Author : Maya Montañez Smukler
Publisher : Rutgers University Press
Page : 364 pages
File Size : 27,88 MB
Release : 2018-12-14
Category : Business & Economics
ISBN : 0813587476
Feminist reform comes to Hollywood -- 1970s cultures of production: studio, art house, and exploitation -- New women: women directors and the 1970s new woman film -- Radicalizing the directors guild of america -- Desperately seeking the eighties: 1970s perseverance turns to 1980s progress
Author : Matt Green
Publisher : Matt Green
Page : 12 pages
File Size : 17,51 MB
Release :
Category : Biography & Autobiography
ISBN :
Ever wondered how Michael Douglas rose to stardom? Michael is the eldest of four siblings, and with the added theatrical blood of his mother, Bermudian born Diana Love Dill, it’s no surprise that he would take up the family trade of entertainment. Kirk was from New Brunswick, New Jersey, which is also where Michael was born. Kirk and Diana met at the Academy of Dramatic Arts in Manhattan. Michael’s lineage is very rich in history.
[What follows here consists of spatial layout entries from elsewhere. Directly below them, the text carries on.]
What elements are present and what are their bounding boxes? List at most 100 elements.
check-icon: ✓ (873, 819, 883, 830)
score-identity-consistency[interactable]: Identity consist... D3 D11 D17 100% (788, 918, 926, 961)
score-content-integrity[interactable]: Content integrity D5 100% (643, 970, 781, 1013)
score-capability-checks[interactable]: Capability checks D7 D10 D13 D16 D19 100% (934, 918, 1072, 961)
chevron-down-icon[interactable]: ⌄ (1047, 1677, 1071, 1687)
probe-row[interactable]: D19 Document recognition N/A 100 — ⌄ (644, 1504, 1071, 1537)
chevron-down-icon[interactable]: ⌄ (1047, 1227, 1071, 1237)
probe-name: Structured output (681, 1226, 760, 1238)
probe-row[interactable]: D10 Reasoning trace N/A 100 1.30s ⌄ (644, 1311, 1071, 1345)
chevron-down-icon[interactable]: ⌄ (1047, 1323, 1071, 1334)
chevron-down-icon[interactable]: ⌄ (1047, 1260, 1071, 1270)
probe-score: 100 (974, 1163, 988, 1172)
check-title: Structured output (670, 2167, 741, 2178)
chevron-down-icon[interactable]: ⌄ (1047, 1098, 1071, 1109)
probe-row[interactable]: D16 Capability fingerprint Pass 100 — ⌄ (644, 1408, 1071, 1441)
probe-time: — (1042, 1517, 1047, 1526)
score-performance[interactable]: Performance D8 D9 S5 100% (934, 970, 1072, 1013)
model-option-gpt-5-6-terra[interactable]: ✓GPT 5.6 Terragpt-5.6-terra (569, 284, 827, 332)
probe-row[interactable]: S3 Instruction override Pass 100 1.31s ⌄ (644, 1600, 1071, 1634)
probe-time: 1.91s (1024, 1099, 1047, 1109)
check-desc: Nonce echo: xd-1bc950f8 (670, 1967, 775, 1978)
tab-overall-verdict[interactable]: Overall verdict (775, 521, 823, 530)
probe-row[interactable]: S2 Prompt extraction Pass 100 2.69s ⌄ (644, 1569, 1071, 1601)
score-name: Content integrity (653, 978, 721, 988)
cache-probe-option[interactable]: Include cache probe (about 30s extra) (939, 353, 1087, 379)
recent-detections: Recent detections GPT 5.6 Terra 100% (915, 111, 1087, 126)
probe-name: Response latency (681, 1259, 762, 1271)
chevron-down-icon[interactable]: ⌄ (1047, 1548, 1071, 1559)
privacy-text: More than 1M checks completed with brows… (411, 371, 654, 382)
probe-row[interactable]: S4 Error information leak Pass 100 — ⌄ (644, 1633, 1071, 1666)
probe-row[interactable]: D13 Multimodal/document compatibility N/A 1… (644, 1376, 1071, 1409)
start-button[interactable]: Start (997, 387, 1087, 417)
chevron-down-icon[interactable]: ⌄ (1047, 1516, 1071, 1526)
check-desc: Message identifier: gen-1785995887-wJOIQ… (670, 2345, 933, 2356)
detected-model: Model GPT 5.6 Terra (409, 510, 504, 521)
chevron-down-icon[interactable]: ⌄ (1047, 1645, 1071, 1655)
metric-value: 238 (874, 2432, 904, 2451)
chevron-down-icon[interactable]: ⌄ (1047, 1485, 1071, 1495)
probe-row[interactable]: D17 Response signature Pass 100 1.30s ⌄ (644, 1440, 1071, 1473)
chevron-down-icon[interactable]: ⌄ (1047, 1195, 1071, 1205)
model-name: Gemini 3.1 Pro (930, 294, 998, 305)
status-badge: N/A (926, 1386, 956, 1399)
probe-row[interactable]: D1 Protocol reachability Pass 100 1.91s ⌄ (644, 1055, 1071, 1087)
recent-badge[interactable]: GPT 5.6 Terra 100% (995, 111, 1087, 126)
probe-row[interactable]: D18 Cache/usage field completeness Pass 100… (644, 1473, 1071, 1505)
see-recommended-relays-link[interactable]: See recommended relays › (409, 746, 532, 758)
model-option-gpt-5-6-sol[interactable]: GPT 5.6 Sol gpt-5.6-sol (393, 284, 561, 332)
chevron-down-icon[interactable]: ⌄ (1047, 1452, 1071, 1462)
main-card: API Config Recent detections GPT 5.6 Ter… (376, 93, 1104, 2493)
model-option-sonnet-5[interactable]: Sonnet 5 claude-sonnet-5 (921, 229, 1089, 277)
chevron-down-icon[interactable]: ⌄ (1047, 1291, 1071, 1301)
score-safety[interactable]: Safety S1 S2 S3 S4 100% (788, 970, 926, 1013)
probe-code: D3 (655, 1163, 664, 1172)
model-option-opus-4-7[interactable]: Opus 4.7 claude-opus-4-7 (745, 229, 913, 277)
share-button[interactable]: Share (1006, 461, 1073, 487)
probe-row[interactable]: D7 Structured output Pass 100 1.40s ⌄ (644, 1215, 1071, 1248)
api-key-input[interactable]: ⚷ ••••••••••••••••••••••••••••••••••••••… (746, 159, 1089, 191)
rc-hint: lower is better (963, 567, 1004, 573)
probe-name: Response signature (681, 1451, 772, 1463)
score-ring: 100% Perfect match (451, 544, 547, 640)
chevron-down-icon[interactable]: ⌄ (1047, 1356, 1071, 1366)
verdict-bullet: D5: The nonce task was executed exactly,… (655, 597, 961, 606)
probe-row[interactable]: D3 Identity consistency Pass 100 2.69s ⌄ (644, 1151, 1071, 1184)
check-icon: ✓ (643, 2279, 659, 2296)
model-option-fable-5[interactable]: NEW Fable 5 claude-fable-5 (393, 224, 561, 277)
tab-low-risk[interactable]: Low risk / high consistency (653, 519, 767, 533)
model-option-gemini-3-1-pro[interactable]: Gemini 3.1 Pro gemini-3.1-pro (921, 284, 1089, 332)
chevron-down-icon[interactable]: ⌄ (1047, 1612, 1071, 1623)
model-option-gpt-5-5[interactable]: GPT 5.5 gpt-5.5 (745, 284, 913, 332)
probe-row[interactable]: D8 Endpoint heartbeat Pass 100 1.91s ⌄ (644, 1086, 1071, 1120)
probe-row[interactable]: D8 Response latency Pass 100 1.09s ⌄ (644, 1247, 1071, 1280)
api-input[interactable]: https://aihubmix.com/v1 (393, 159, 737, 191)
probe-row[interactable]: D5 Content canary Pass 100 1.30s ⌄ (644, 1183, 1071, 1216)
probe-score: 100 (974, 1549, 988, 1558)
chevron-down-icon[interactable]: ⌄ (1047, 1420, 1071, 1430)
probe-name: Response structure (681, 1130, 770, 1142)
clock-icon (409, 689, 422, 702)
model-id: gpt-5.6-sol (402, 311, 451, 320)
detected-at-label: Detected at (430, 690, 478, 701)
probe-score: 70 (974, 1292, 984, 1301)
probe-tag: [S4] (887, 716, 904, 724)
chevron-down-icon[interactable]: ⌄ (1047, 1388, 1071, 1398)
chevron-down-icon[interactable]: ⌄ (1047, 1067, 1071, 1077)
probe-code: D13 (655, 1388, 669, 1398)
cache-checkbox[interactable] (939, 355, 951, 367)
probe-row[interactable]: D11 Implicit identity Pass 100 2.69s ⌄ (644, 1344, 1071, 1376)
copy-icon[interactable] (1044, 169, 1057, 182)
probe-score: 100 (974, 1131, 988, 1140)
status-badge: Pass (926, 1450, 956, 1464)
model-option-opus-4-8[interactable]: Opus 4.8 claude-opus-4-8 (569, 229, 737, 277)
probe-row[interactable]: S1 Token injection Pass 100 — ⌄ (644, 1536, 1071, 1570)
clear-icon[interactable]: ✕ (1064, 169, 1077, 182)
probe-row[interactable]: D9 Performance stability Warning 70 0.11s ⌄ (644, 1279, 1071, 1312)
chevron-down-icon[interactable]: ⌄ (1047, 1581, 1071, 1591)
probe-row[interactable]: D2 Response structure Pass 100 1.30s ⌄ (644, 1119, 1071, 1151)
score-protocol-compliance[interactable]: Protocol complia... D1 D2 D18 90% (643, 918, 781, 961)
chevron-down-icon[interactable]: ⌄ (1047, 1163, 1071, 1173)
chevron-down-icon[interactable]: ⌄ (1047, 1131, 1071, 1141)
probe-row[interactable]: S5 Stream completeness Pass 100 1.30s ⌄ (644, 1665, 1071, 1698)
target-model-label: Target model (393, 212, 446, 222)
Both of his grandparents on his father’s side were Jewish refugees from a Russian territory. His grandfather on his mother’s side was Lieutenant Colonel Thomas Melville Dill and worked as a Counselor General of Bermuda, and served on several important government committees for the government of Bermuda. For more interesting facts you must read his biography. Grab your biography book now!
Author : Cameron Douglas
Publisher : Vintage
Page : 402 pages
File Size : 38,10 MB
Release : 2020-09-29
Category : Biography & Autobiography
ISBN : 0525562451
A “gripping" memoir (Rolling Stone) of one man’s descent into the depths of addiction and self-destruction—and his successful renewal of family ties that had become almost irreparably frayed. On the surface, Cameron Douglas had everything: descended from Hollywood royalty (son of Michael Douglas, grandson of Kirk Douglas), he was born into a life of wealth, privilege, and comfort. But by the age of thirty, he had become a drug addict, a thief, and—after a DEA drug bust—a convicted drug dealer sentenced to five years in prison, with another five years added while he was incarcerated. Through supreme willpower, a belief in himself, and a steely desire to alter his life’s path, Douglas began to reverse his trajectory, to understand and deal with the psychological turmoil that tormented him for years, and to prepare for what would be a profoundly challenging but successful reentry into society at large.